09 Eylül 2020 00:05
Son Güncellenme Tarihi: 09 Eylül 2020 04:28

İşçi mektubu: Fabrikada vakalar arttı ama çalışmak zorundayım

"İşten çıktığım takdirde hem iş bulmamın bir garantisi yok hem de devam eden giderler var. Anlaşılan biz işçilerin canının bu hesapta bir yeri yok."

Fotoğraf: DHA

Paylaş

Ankara’dan bir işçi

OSTİM’de 300’e yakın kişinin olduğu bir fabrikada çalışıyorum. Salgın sürecinin başında işsizdim ve iş bulmakta çok zorlanmıştım. Maddi sorunlar nedeniyle iş seçme tercihimin kalmadığı bir durumda bu işi buldum. Ağır işlerde çalışabilir raporu ile girilen bir fabrika olması, 50 yaşında olmam ve kadın olmamla birlikte normal şartlarda burada çalışmak istemezdim ama 3 aylık işsizlik dönemimde çok sıkıntıya düştüm; ev kirası, genel giderler ve kredi ödemeleri beni buna mecbur etti.

Bu şekilde bile her şey zorken bir de salgının fabrikada yayılması sonucu iyice sıkışmış bir durumdayım. İlk vaka bayramdan önce görüldü ve arkası geldi. Şu an koronavirüs olan 50’yi geçkin arkadaşımız var ve benim aynı bantta çalıştığım iş arkadaşım da birkaç gün önce hastaneye gidip test yaptırdı ve onunki de pozitif çıkmış. Bunun yanında fabrika sahibinden bir tedbir veya karantina söylemi duymadık. Temizlik işleri daha da sıklaştı ama onu da yine bizlere yaptırıyorlar. Her güne birimizin adını yazdık, tuvaletlerin mescidin ve ortak alanların günde birkaç kez çamaşır suyu ile yıkanması için. Bir de işe ilk girdiğimde her sabah bir tane maske veriliyordu, şimdi iki tane veriliyor. Mağazalarda kafelerde falan girişte ateş ölçülüyor, bizim fabrikanın girişinde o da yok. Her gün kol kola çalıştığım arkadaşım pozitif çıkmışken tedbir adına sadece yedek maske verilmesi ne kadar koruyacak beni?

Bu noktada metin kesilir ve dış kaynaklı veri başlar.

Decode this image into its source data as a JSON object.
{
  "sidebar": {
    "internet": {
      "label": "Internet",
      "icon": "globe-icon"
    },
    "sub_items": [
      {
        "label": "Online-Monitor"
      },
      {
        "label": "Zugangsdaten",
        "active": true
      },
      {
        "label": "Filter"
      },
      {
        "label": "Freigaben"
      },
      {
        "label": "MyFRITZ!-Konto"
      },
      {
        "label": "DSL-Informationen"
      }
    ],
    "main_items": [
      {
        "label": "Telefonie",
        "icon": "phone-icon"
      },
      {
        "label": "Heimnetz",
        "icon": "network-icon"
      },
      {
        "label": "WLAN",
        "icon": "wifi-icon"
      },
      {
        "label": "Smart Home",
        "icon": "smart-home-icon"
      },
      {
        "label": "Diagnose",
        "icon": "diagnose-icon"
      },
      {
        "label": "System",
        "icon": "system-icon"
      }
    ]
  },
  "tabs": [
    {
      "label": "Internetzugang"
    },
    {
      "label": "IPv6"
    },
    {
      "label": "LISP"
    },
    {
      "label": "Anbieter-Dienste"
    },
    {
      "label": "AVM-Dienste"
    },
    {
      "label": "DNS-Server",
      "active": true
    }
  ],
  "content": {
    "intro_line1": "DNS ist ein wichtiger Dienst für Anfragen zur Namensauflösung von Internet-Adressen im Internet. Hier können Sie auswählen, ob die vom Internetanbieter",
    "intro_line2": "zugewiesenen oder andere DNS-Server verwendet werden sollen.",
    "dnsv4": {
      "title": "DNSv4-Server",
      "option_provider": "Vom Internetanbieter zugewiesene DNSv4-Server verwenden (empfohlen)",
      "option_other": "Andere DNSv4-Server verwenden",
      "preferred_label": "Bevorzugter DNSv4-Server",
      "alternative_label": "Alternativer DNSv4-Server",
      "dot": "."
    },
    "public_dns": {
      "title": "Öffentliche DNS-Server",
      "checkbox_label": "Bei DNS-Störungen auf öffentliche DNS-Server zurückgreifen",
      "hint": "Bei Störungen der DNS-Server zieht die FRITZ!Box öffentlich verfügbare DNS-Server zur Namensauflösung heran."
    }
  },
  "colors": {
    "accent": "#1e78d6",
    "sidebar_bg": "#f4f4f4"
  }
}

Benim en azından bir süre karantinaya girmem gerekirdi ama bu bizim tercihimize sunulmuyor. O da şöyle; karantinaya girersen ücretsiz izinli sayılıyorsun ve sigorta primin tam yatmıyor. Zaten ben işsiz kaldığım dönemdeki borçlarımı kapatmaya çalışırken şimdi bu tedbiri almak için paramın kesilmesini tercih edemiyorum haliyle. Yani aslında bu bir tercih değil ya hastalanmamak için parasız kalacağım ya da hastalanmayı göze alıp ayın sonunu getirmeyi kâr sayacağım.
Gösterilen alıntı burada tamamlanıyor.